Amazon Books Data Pipeline with Airflow This project implements an automated data pipeline that fetches book data from Amazon, processes it, stores it in MySQL, generates visualizations, and sends email reports using Apache Airflow in a Dockerized environment.
Docker Setup Project Structure with Docker:
fetch_with_docker/
├── dags/ # Airflow DAG definitions
│ └── amazon_books_dag.py # Main DAG file
├── docker-compose.yml # Multi-container setup
├── Dockerfile # Custom Airflow image
├── requirements.txt # Python dependencies
└── README.md # Documentation
Docker Services: airflow-webserver: Airflow web interface (port 8080)
airflow-scheduler: Schedules and runs DAGs
postgres: Airflow metadata database
mysql: Book data storage database
redis: Message broker for Celery
How to Run with Docker
- Clone and Setup:
git clone <your-repository>
cd fetch_with_docker
- Start Services:
docker-compose up --build
- Access Airflow: URL: http://localhost:8080
Credentials: airflow / airflow
- Configure MySQL Connection in Airflow: Go to Admin → Connections
Add new connection:
Conn Id: books_mysql_connection
Conn Type: MySQL
Host: mysql
Port: 3306
Database: booksdb
Username: booksuser
Password: bookspass
- Trigger DAG: Navigate to DAGs page
Find fetch_and_store_amazon_books
Click "Trigger DAG"
Pipeline Overview The pipeline performs the following steps:
Fetch Data: Scrapes book data from Amazon search results
Clean & Transform: Processes and deduplicates book information
Database Operations: Creates MySQL table and inserts data
Visualization: Generates bar chart of top-rated books
Email Notification: Sends success/failure reports with visualization
DAG Structure Tasks: create_table: Creates MySQL books table if not exists
fetch_book_data: Scrapes Amazon for data engineering books
clean_books: Cleans data and adds recommendation flags
insert_book_data: Stores processed data in MySQL
generate_visualization: Creates rating visualization chart
send_success_email: Sends success report with attachment
send_failure_email: Sends failure notification
Schedule: Runs daily (schedule_interval=timedelta(days=1))

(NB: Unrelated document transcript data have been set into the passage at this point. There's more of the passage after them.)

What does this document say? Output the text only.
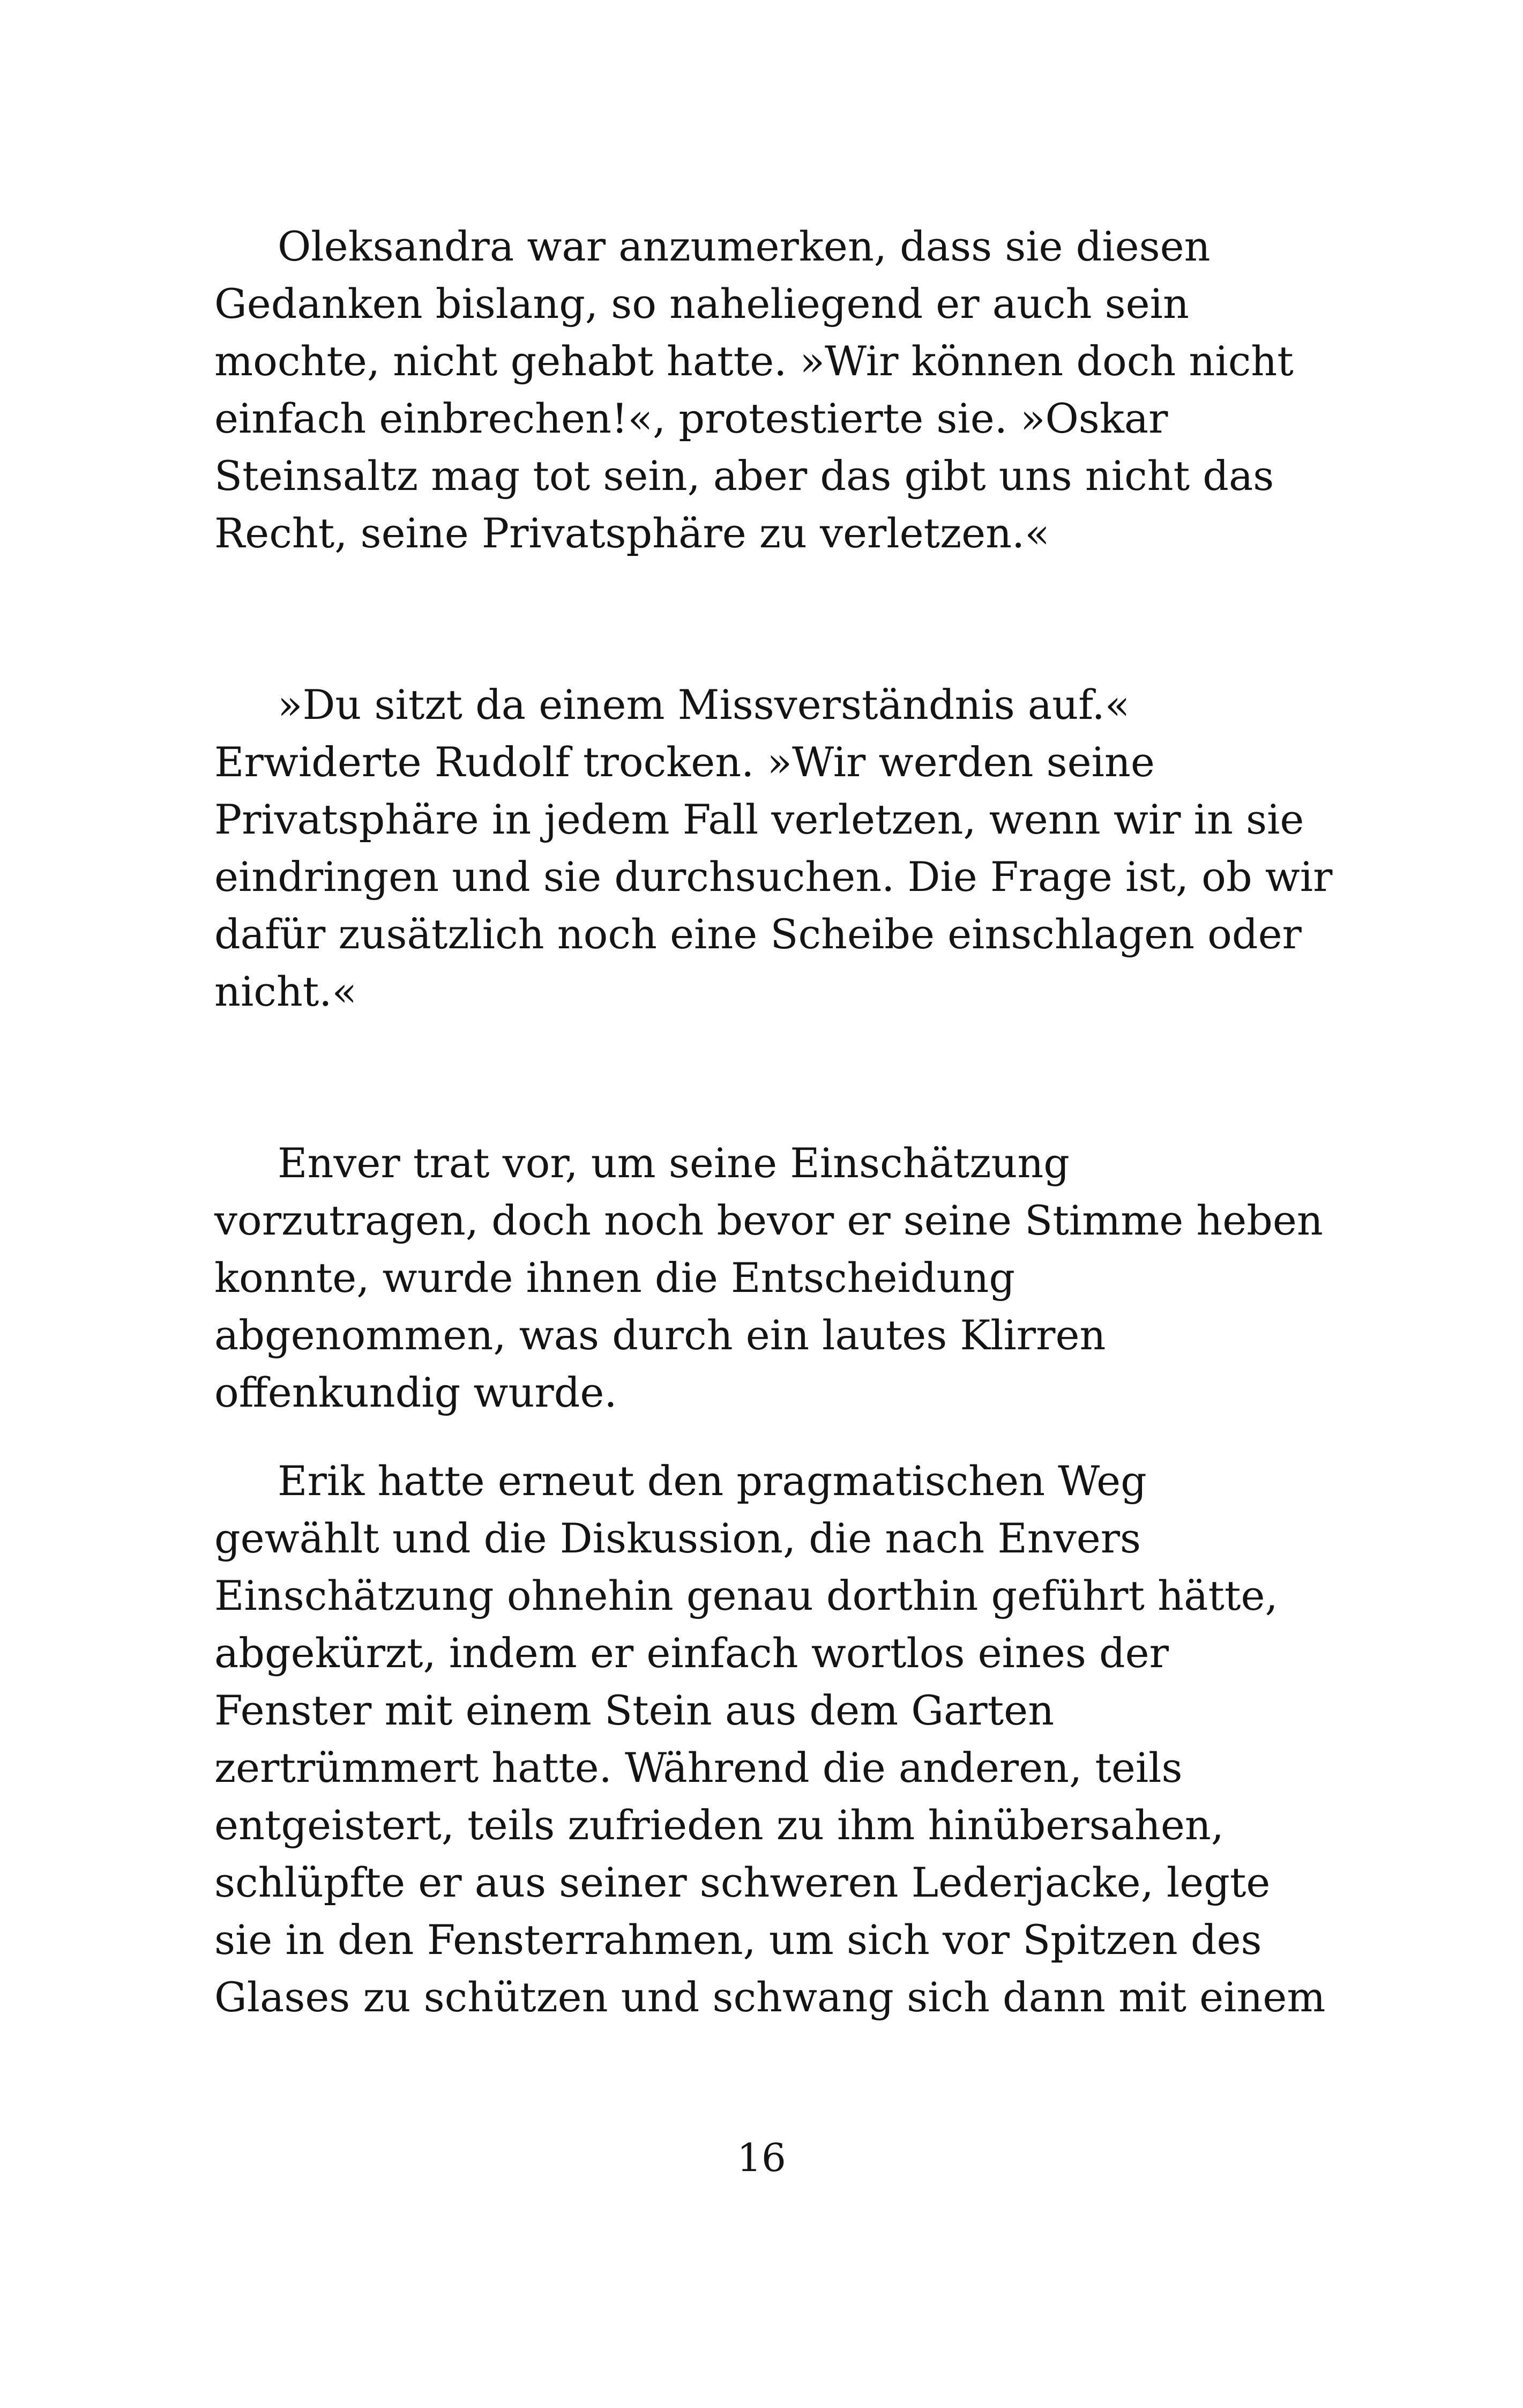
Oleksandra war anzumerken, dass sie diesen
Gedanken bislang, so naheliegend er auch sein
mochte, nicht gehabt hatte. »Wir können doch nicht
einfach einbrechen!«, protestierte sie. »Oskar
Steinsaltz mag tot sein, aber das gibt uns nicht das
Recht, seine Privatsphäre zu verletzen.«
»Du sitzt da einem Missverständnis auf.«
Erwiderte Rudolf trocken. »Wir werden seine
Privatsphäre in jedem Fall verletzen, wenn wir in sie
eindringen und sie durchsuchen. Die Frage ist, ob wir
dafür zusätzlich noch eine Scheibe einschlagen oder
nicht.«
Enver trat vor, um seine Einschätzung
vorzutragen, doch noch bevor er seine Stimme heben
konnte, wurde ihnen die Entscheidung
abgenommen, was durch ein lautes Klirren
offenkundig wurde.
Erik hatte erneut den pragmatischen Weg
gewählt und die Diskussion, die nach Envers
Einschätzung ohnehin genau dorthin geführt hätte,
abgekürzt, indem er einfach wortlos eines der
Fenster mit einem Stein aus dem Garten
zertrümmert hatte. Während die anderen, teils
entgeistert, teils zufrieden zu ihm hinübersahen,
schlüpfte er aus seiner schweren Lederjacke, legte
sie in den Fensterrahmen, um sich vor Spitzen des
Glases zu schützen und schwang sich dann mit einem
16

No catchup for missed runs
Docker Commands Useful Commands: bash
docker-compose ps
docker-compose logs airflow-webserver docker-compose logs airflow-scheduler
docker-compose down
docker-compose down -v
docker-compose restart airflow-webserver Database Persistence: MySQL data persists in Docker volume
Airflow metadata in PostgreSQL volume
DAG files mounted from host to containers
Data Model MySQL Table Schema: sql CREATE TABLE books ( id INT AUTO_INCREMENT PRIMARY KEY, title VARCHAR(255) NOT NULL, authors VARCHAR(255), rating FLOAT, recommended_flag VARCHAR(3) ); Data Processing: Deduplication: Removes duplicate books by title
Rating Conversion: Converts string ratings to numeric values
Recommendation Flag: Flags books with rating ≥ 4.0 as "Yes"
Visualization Features The pipeline generates a horizontal bar chart showing:
Top 10 books by rating
Cleaned and shortened book titles
Rating values displayed on bars
Professional styling with grid lines
High-quality PNG output (300 DPI)
Email Notifications Success Email: Subject: "✅ Pipeline Succeeded"

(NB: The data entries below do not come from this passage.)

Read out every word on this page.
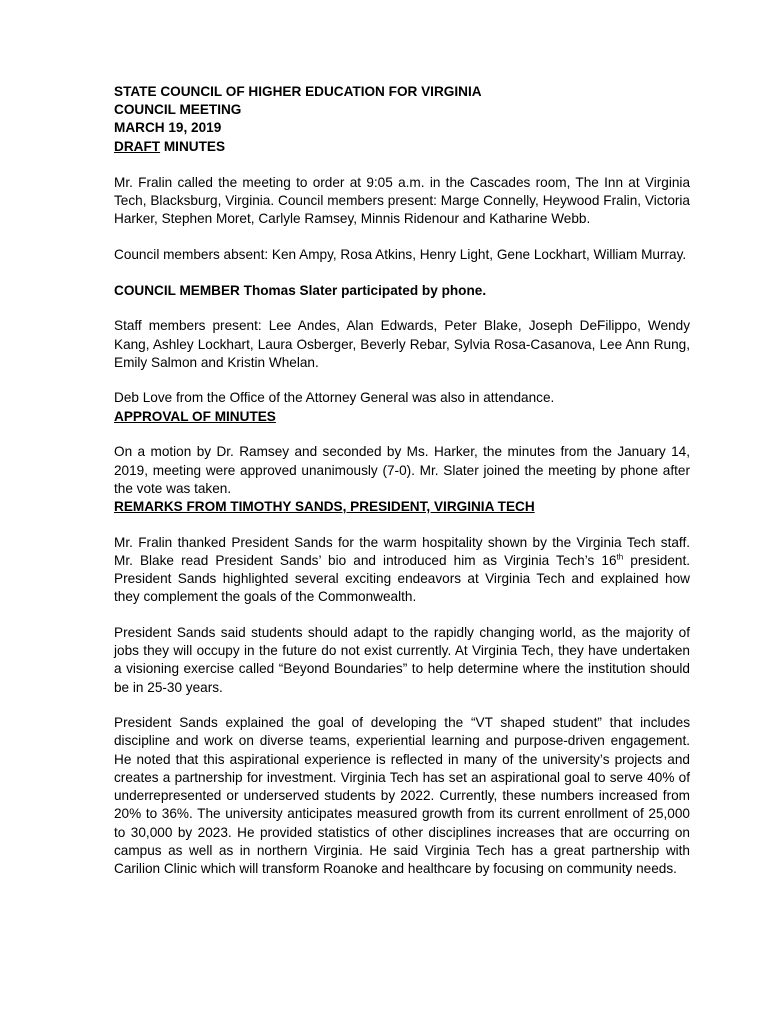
STATE COUNCIL OF HIGHER EDUCATION FOR VIRGINIA
COUNCIL MEETING
MARCH 19, 2019
DRAFT MINUTES

Mr. Fralin called the meeting to order at 9:05 a.m. in the Cascades room, The Inn at Virginia Tech, Blacksburg, Virginia. Council members present: Marge Connelly, Heywood Fralin, Victoria Harker, Stephen Moret, Carlyle Ramsey, Minnis Ridenour and Katharine Webb.

Council members absent: Ken Ampy, Rosa Atkins, Henry Light, Gene Lockhart, William Murray.

COUNCIL MEMBER Thomas Slater participated by phone.

Staff members present: Lee Andes, Alan Edwards, Peter Blake, Joseph DeFilippo, Wendy Kang, Ashley Lockhart, Laura Osberger, Beverly Rebar, Sylvia Rosa-Casanova, Lee Ann Rung, Emily Salmon and Kristin Whelan.

Deb Love from the Office of the Attorney General was also in attendance.

APPROVAL OF MINUTES

On a motion by Dr. Ramsey and seconded by Ms. Harker, the minutes from the January 14, 2019, meeting were approved unanimously (7-0). Mr. Slater joined the meeting by phone after the vote was taken.

REMARKS FROM TIMOTHY SANDS, PRESIDENT, VIRGINIA TECH

Mr. Fralin thanked President Sands for the warm hospitality shown by the Virginia Tech staff. Mr. Blake read President Sands’ bio and introduced him as Virginia Tech’s 16th president. President Sands highlighted several exciting endeavors at Virginia Tech and explained how they complement the goals of the Commonwealth.

President Sands said students should adapt to the rapidly changing world, as the majority of jobs they will occupy in the future do not exist currently. At Virginia Tech, they have undertaken a visioning exercise called “Beyond Boundaries” to help determine where the institution should be in 25-30 years.

President Sands explained the goal of developing the “VT shaped student” that includes discipline and work on diverse teams, experiential learning and purpose-driven engagement. He noted that this aspirational experience is reflected in many of the university’s projects and creates a partnership for investment. Virginia Tech has set an aspirational goal to serve 40% of underrepresented or underserved students by 2022. Currently, these numbers increased from 20% to 36%. The university anticipates measured growth from its current enrollment of 25,000 to 30,000 by 2023. He provided statistics of other disciplines increases that are occurring on campus as well as in northern Virginia. He said Virginia Tech has a great partnership with Carilion Clinic which will transform Roanoke and healthcare by focusing on community needs.
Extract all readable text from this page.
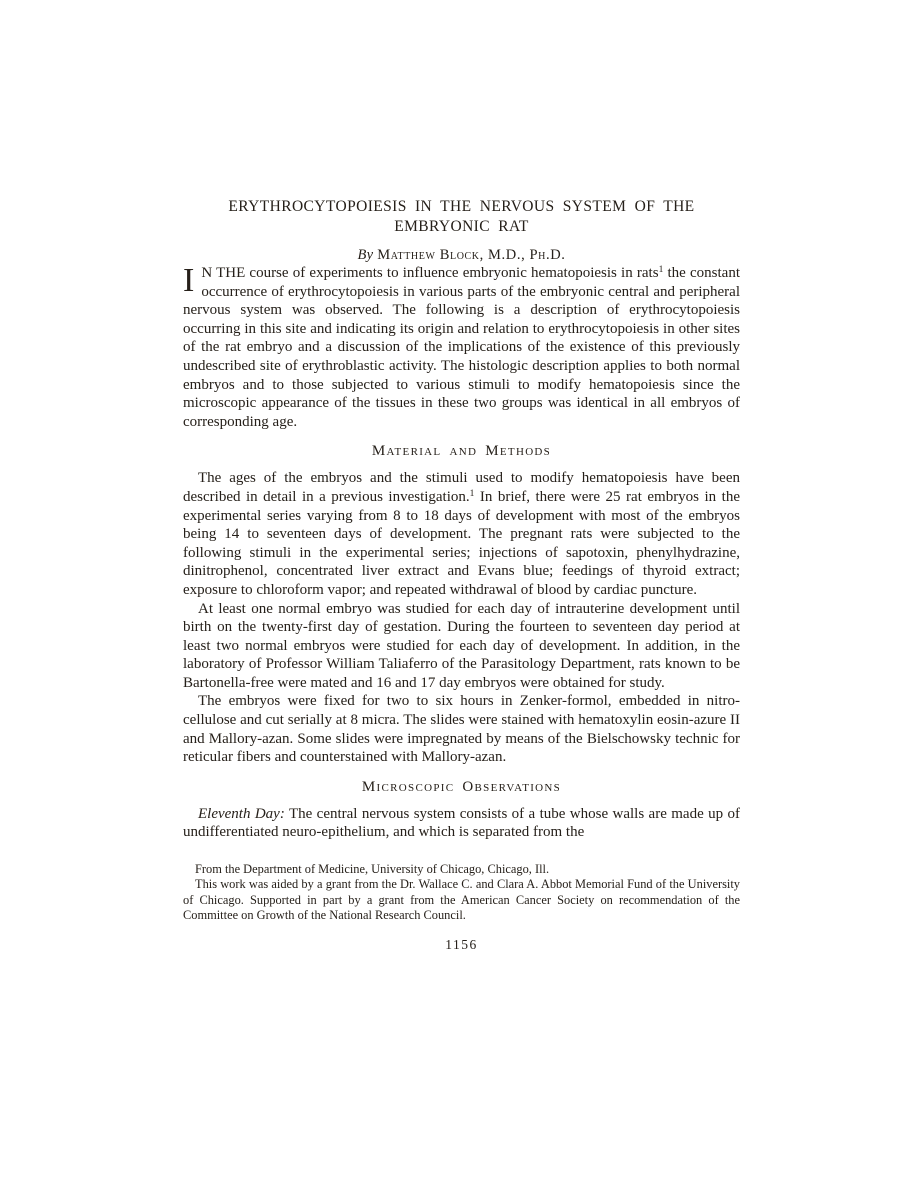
ERYTHROCYTOPOIESIS IN THE NERVOUS SYSTEM OF THE
EMBRYONIC RAT
By Matthew Block, M.D., Ph.D.

I N THE course of experiments to influence embryonic hematopoiesis in rats$^1$ the constant occurrence of erythrocytopoiesis in various parts of the embryonic central and peripheral nervous system was observed. The following is a description of erythrocytopoiesis occurring in this site and indicating its origin and relation to erythrocytopoiesis in other sites of the rat embryo and a discussion of the implications of the existence of this previously undescribed site of erythroblastic activity. The histologic description applies to both normal embryos and to those subjected to various stimuli to modify hematopoiesis since the microscopic appearance of the tissues in these two groups was identical in all embryos of corresponding age.

Material and Methods

The ages of the embryos and the stimuli used to modify hematopoiesis have been described in detail in a previous investigation.$^1$ In brief, there were 25 rat embryos in the experimental series varying from 8 to 18 days of development with most of the embryos being 14 to seventeen days of development. The pregnant rats were subjected to the following stimuli in the experimental series; injections of sapotoxin, phenylhydrazine, dinitrophenol, concentrated liver extract and Evans blue; feedings of thyroid extract; exposure to chloroform vapor; and repeated withdrawal of blood by cardiac puncture.

At least one normal embryo was studied for each day of intrauterine development until birth on the twenty-first day of gestation. During the fourteen to seventeen day period at least two normal embryos were studied for each day of development. In addition, in the laboratory of Professor William Taliaferro of the Parasitology Department, rats known to be Bartonella-free were mated and 16 and 17 day embryos were obtained for study.

The embryos were fixed for two to six hours in Zenker-formol, embedded in nitro-cellulose and cut serially at 8 micra. The slides were stained with hematoxylin eosin-azure II and Mallory-azan. Some slides were impregnated by means of the Bielschowsky technic for reticular fibers and counterstained with Mallory-azan.

Microscopic Observations

Eleventh Day: The central nervous system consists of a tube whose walls are made up of undifferentiated neuro-epithelium, and which is separated from the

From the Department of Medicine, University of Chicago, Chicago, Ill.

This work was aided by a grant from the Dr. Wallace C. and Clara A. Abbot Memorial Fund of the University of Chicago. Supported in part by a grant from the American Cancer Society on recommendation of the Committee on Growth of the National Research Council.

1156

Includes attached visualization PNG
Sent to: rwannada222@gmail.com
Failure Email: Subject: "❌ Pipeline Failed"
Simple failure notification
Sent when any task fails
Configuration Docker Environment Variables: AIRFLOW_UID: User ID for file permissions
_AIRFLOW_WWW_USER_USERNAME: Airflow username
_AIRFLOW_WWW_USER_PASSWORD: Airflow password
Required Connections: books_mysql_connection: MySQL database connection
Error Handling Robust error handling for web scraping
Database insertion errors are logged but don't stop pipeline
Failure emails sent on any task failure
XCom data validation between tasks
Troubleshooting Common Issues: Connection refused to MySQL:
Wait for MySQL container to fully start
Check MySQL logs: docker-compose logs mysql
DAG not appearing:
Check DAGs folder mount in docker-compose.yml
Restart airflow-webserver: docker-compose restart airflow-webserver
Import errors:
Ensure all packages in requirements.txt are installed
Rebuild images: docker-compose build --no-cache
Notes Uses BeautifulSoup for HTML parsing
Implements proper rate limiting (2-second delay)

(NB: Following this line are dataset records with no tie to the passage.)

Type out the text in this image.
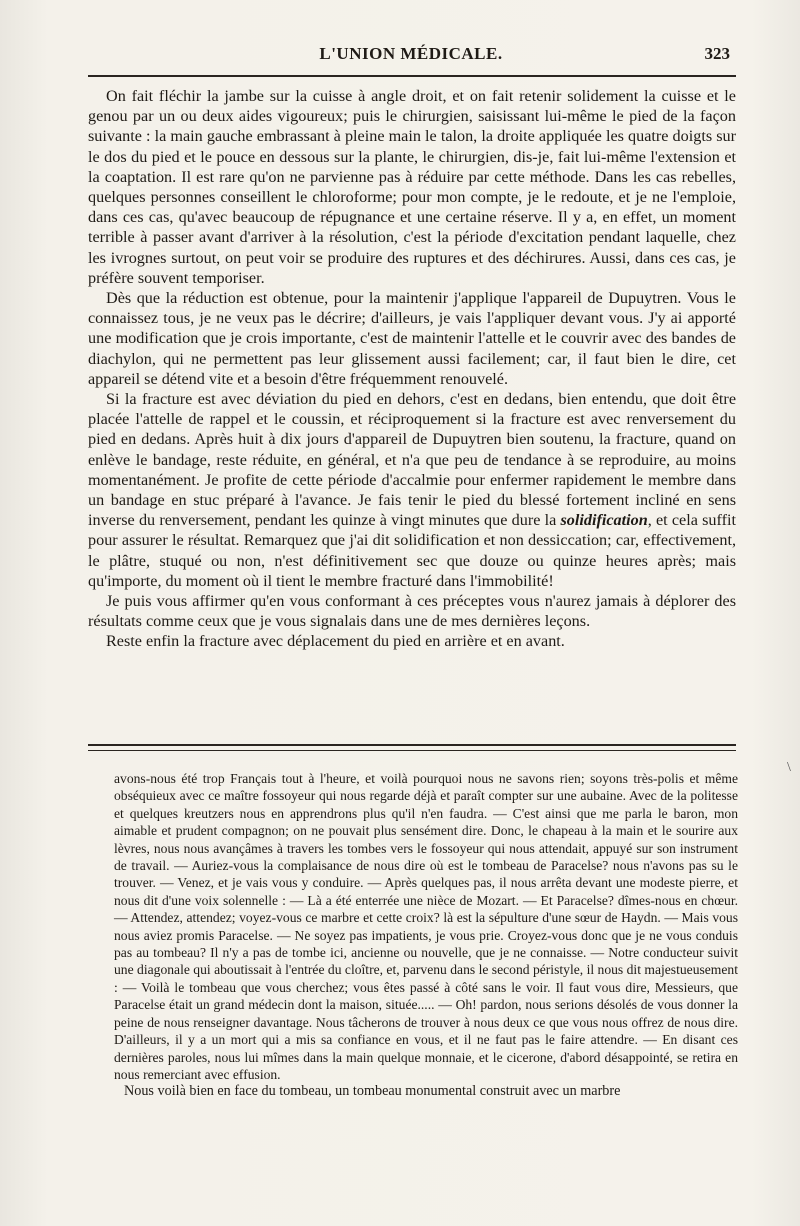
L'UNION MÉDICALE.	323

On fait fléchir la jambe sur la cuisse à angle droit, et on fait retenir solidement la cuisse et le genou par un ou deux aides vigoureux; puis le chirurgien, saisissant lui-même le pied de la façon suivante : la main gauche embrassant à pleine main le talon, la droite appliquée les quatre doigts sur le dos du pied et le pouce en dessous sur la plante, le chirurgien, dis-je, fait lui-même l'extension et la coaptation. Il est rare qu'on ne parvienne pas à réduire par cette méthode. Dans les cas rebelles, quelques personnes conseillent le chloroforme; pour mon compte, je le redoute, et je ne l'emploie, dans ces cas, qu'avec beaucoup de répugnance et une certaine réserve. Il y a, en effet, un moment terrible à passer avant d'arriver à la résolution, c'est la période d'excitation pendant laquelle, chez les ivrognes surtout, on peut voir se produire des ruptures et des déchirures. Aussi, dans ces cas, je préfère souvent temporiser.

Dès que la réduction est obtenue, pour la maintenir j'applique l'appareil de Dupuytren. Vous le connaissez tous, je ne veux pas le décrire; d'ailleurs, je vais l'appliquer devant vous. J'y ai apporté une modification que je crois importante, c'est de maintenir l'attelle et le couvrir avec des bandes de diachylon, qui ne permettent pas leur glissement aussi facilement; car, il faut bien le dire, cet appareil se détend vite et a besoin d'être fréquemment renouvelé.

Si la fracture est avec déviation du pied en dehors, c'est en dedans, bien entendu, que doit être placée l'attelle de rappel et le coussin, et réciproquement si la fracture est avec renversement du pied en dedans. Après huit à dix jours d'appareil de Dupuytren bien soutenu, la fracture, quand on enlève le bandage, reste réduite, en général, et n'a que peu de tendance à se reproduire, au moins momentanément. Je profite de cette période d'accalmie pour enfermer rapidement le membre dans un bandage en stuc préparé à l'avance. Je fais tenir le pied du blessé fortement incliné en sens inverse du renversement, pendant les quinze à vingt minutes que dure la solidification, et cela suffit pour assurer le résultat. Remarquez que j'ai dit solidification et non dessiccation; car, effectivement, le plâtre, stuqué ou non, n'est définitivement sec que douze ou quinze heures après; mais qu'importe, du moment où il tient le membre fracturé dans l'immobilité!

Je puis vous affirmer qu'en vous conformant à ces préceptes vous n'aurez jamais à déplorer des résultats comme ceux que je vous signalais dans une de mes dernières leçons.

Reste enfin la fracture avec déplacement du pied en arrière et en avant.

avons-nous été trop Français tout à l'heure, et voilà pourquoi nous ne savons rien; soyons très-polis et même obséquieux avec ce maître fossoyeur qui nous regarde déjà et paraît compter sur une aubaine. Avec de la politesse et quelques kreutzers nous en apprendrons plus qu'il n'en faudra. — C'est ainsi que me parla le baron, mon aimable et prudent compagnon; on ne pouvait plus sensément dire. Donc, le chapeau à la main et le sourire aux lèvres, nous nous avançâmes à travers les tombes vers le fossoyeur qui nous attendait, appuyé sur son instrument de travail. — Auriez-vous la complaisance de nous dire où est le tombeau de Paracelse? nous n'avons pas su le trouver. — Venez, et je vais vous y conduire. — Après quelques pas, il nous arrêta devant une modeste pierre, et nous dit d'une voix solennelle : — Là a été enterrée une nièce de Mozart. — Et Paracelse? dîmes-nous en chœur. — Attendez, attendez; voyez-vous ce marbre et cette croix? là est la sépulture d'une sœur de Haydn. — Mais vous nous aviez promis Paracelse. — Ne soyez pas impatients, je vous prie. Croyez-vous donc que je ne vous conduis pas au tombeau? Il n'y a pas de tombe ici, ancienne ou nouvelle, que je ne connaisse. — Notre conducteur suivit une diagonale qui aboutissait à l'entrée du cloître, et, parvenu dans le second péristyle, il nous dit majestueusement : — Voilà le tombeau que vous cherchez; vous êtes passé à côté sans le voir. Il faut vous dire, Messieurs, que Paracelse était un grand médecin dont la maison, située..... — Oh! pardon, nous serions désolés de vous donner la peine de nous renseigner davantage. Nous tâcherons de trouver à nous deux ce que vous nous offrez de nous dire. D'ailleurs, il y a un mort qui a mis sa confiance en vous, et il ne faut pas le faire attendre. — En disant ces dernières paroles, nous lui mîmes dans la main quelque monnaie, et le cicerone, d'abord désappointé, se retira en nous remerciant avec effusion.

Nous voilà bien en face du tombeau, un tombeau monumental construit avec un marbre

\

Handles missing data gracefully
Includes comprehensive logging
Maintainer: Rawan Nada Email: rwannada222@gmail.com
Development Workflow Edit DAG files in dags/ folder on host machine
Changes auto-sync to Airflow containers
Test DAGs in Airflow UI
Monitor logs using docker-compose commands
Deploy updates by pushing to repository
The Docker setup provides an isolated, reproducible environment for running your Airflow pipeline with all dependencies contained and managed automatically.